Download NBC News application for current news and alerts
In the video, Prude is seen lying on the street, naked, with an officer’s knee pressed to his back. He stopped breathing and was removed from the life support system a week later.
The video was released only on September 4, long after his family requested it and after police commanders called on city authorities to deny them access. Documents released last week show that in early June, Deputy Chief Mark Simmons apparently referred to protests over the murders of George Floyd, Breona Taylor and others, saying there could be a “forced backlash” if the video with Prude’s death will be released in the “current climate.”

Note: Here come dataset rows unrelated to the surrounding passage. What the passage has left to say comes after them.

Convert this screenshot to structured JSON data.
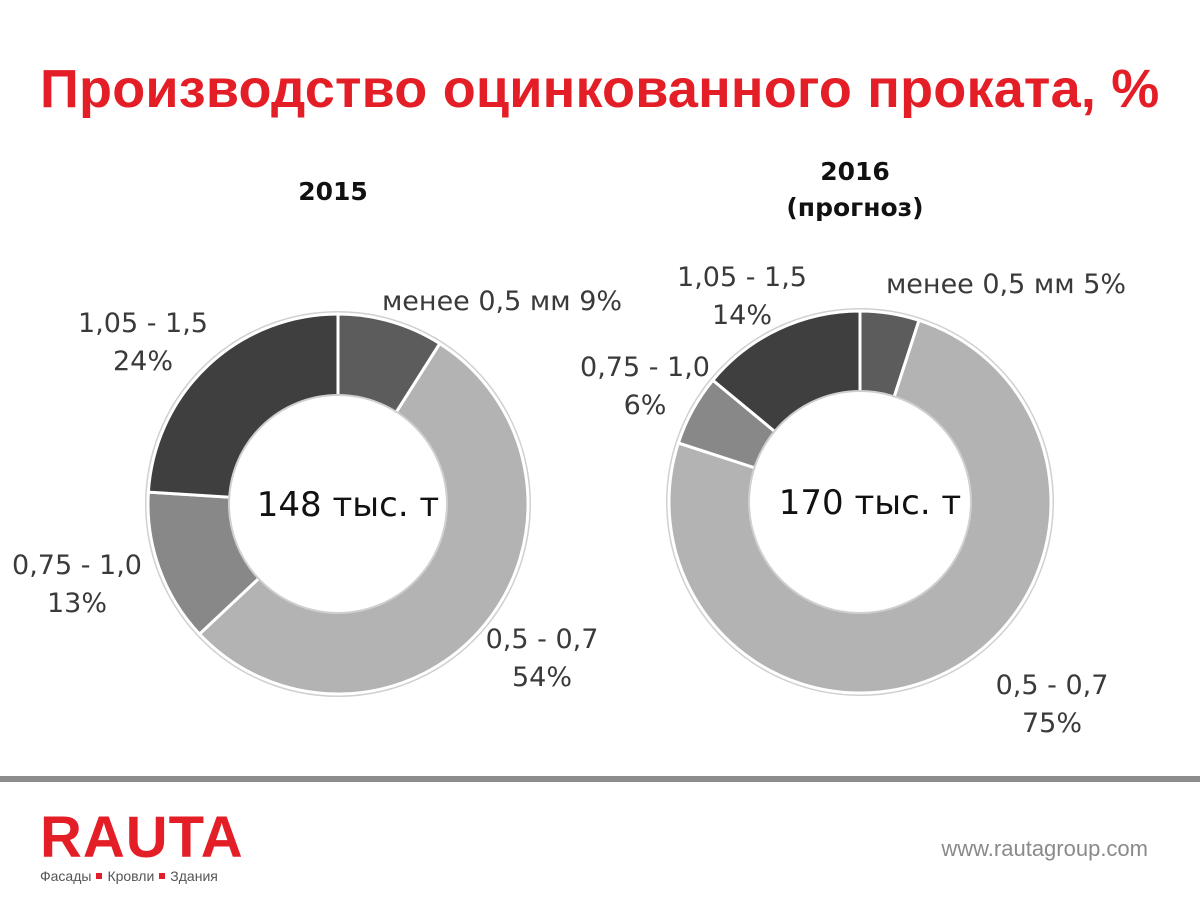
{
  "title": "Производство оцинкованного проката, %",
  "colors": {
    "title": "#e41e26",
    "slice_menee_05": "#5c5c5c",
    "slice_05_07": "#b3b3b3",
    "slice_075_10": "#888888",
    "slice_105_15": "#3f3f3f",
    "divider": "#8c8c8c",
    "brand": "#e41e26"
  },
  "chart_data": [
    {
      "type": "pie",
      "donut": true,
      "title": "2015",
      "subtitle": "",
      "center_label": "148 тыс. т",
      "categories": [
        "менее 0,5 мм",
        "0,5 - 0,7",
        "0,75 - 1,0",
        "1,05 - 1,5"
      ],
      "values": [
        9,
        54,
        13,
        24
      ],
      "value_labels": [
        "9%",
        "54%",
        "13%",
        "24%"
      ],
      "legend": "none"
    },
    {
      "type": "pie",
      "donut": true,
      "title": "2016",
      "subtitle": "(прогноз)",
      "center_label": "170 тыс. т",
      "categories": [
        "менее 0,5 мм",
        "0,5 - 0,7",
        "0,75 - 1,0",
        "1,05 - 1,5"
      ],
      "values": [
        5,
        75,
        6,
        14
      ],
      "value_labels": [
        "5%",
        "75%",
        "6%",
        "14%"
      ],
      "legend": "none"
    }
  ],
  "footer": {
    "brand": "RAUTA",
    "tagline": [
      "Фасады",
      "Кровли",
      "Здания"
    ],
    "website": "www.rautagroup.com"
  }
}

“We certainly don’t want people to misinterpret officers’ actions and link the incident to the recent killings of unarmed black men by law enforcement at the national level,” Simmons wrote in an email to then-Chief La’Ron Singletari.
Seven police officers were suspended on September 3 for Prude’s death, and the department’s command staff announced their retirement on September 8, but Mayor Lovely Warren fired Singletari before retiring. She said an initial look at the way authorities handled the incident showed that “we have a widespread problem” in the department.
“This shows that Mr Prude’s death has not been taken as seriously as it should have been by those who have dealt with the case throughout the city government and at every level,” she said.
James announced this month that she had pressed a grand jury to investigate Prude’s death. She declined to discuss the investigation on Sunday.